オフサイド・トリップBACK NUMBER
このクラシコで雌雄を決することに!?
モウリーニョが迫られる究極の選択。
text by
田邊雅之Masayuki Tanabe
photograph byTakuya Sugiyama
posted2012/04/21 08:01
2012年夏の監督人事でも、すでに台風の目になりつつあるジョゼ・モウリーニョ。そして、自らの意思で毎年1年契約しか結ばないジョゼップ・グアルディオラも、移籍の噂が絶えない。今季、もっとも重要かもしれないクラシコの行方は、このふたりの来季への試金石となる。
レアルにしか実現できない「第3の道」を提示できるか?
モウリーニョはどんなサッカーでクラシコに臨むつもりなのか。彼の戦術に関する選択は、サッカー界の未来を左右する大問題にも関わってくる。
それは「第3の道」、すなわちバルサのコピーでもなければ、昨シーズンの国王杯決勝のようなリアリズムの極北でもない、新たな攻撃的サッカーのスタイルを見いだせるかというテーマだ。
残念ながら欧州の他のビッグネームは、少なくとも今季は新しいアイディアを提示できていない。それどころか多様性は影を潜め、いずこも似たようなサッカーをやるようになってきてしまった。この傾向はプレミアで特に顕著だ。
しかしレアルは「第3の道へのヒント」を提示できる力を秘めたチームであり続けている(4月17日に行われたCL準決勝ではバイエルンに屈したが、選手の顔ぶれという点でも監督の才という点でも、レアルがバルサに対抗できる「コンセプト」を育み得る数少ない存在であることに変わりはない。新たな攻撃のスタイルを生み出すポテンシャルという点では、むしろバイエルンなどよりドルトムントの方が有望な気がする)。
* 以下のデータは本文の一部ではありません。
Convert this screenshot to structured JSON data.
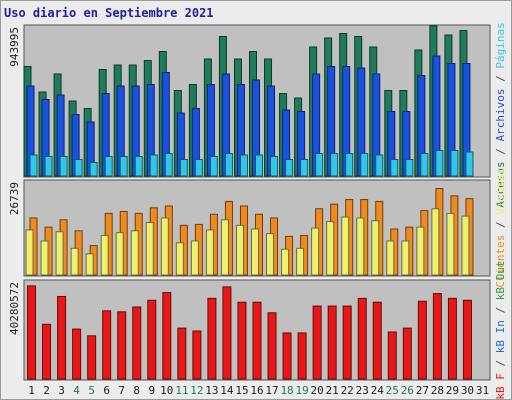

結果が重要視されるクラシコだから攻撃に徹する可能性も。
重要な岐路に立っているのは、監督としてのモウリーニョ自身も同様だ。
レアルに来てからのクラシコの通算成績は、なんと1勝5敗4分。今回は是が非でも勝たなければならない。
ただし、いかに結果が大事だといっても、国王杯決勝のやり方に戻ったのでは戦術家の名折れになってしまう。ガチガチに守備を固めて勝っても針の筵に座らせられることは目に見えているし、敗れたとなればなおさらダメージは大きくなる。
他方でモウリーニョは、“結果を重視するが故にこそ攻撃的なサッカーに望みを託す”ことも検討しなければならない。守備的な戦い方をしたとしても、今のバルサに勝てる保証はないからだ。宿敵バルサは、そこまで進化しているのである。
やはり最後は守備的なアプローチに頼るのか。
あるいは思い切って攻勢に打って出るのか。
その場合の動機は、体面の保持なのか、冷徹な計算の結果なのか。これぞまさに究極の選択。今回のケースは人物研究の素材として非常に面白い。クラシコは様々な意味で、モウリーニョにとっての「モーメント・オブ・トゥルース(真価が問われる瞬間)」になる。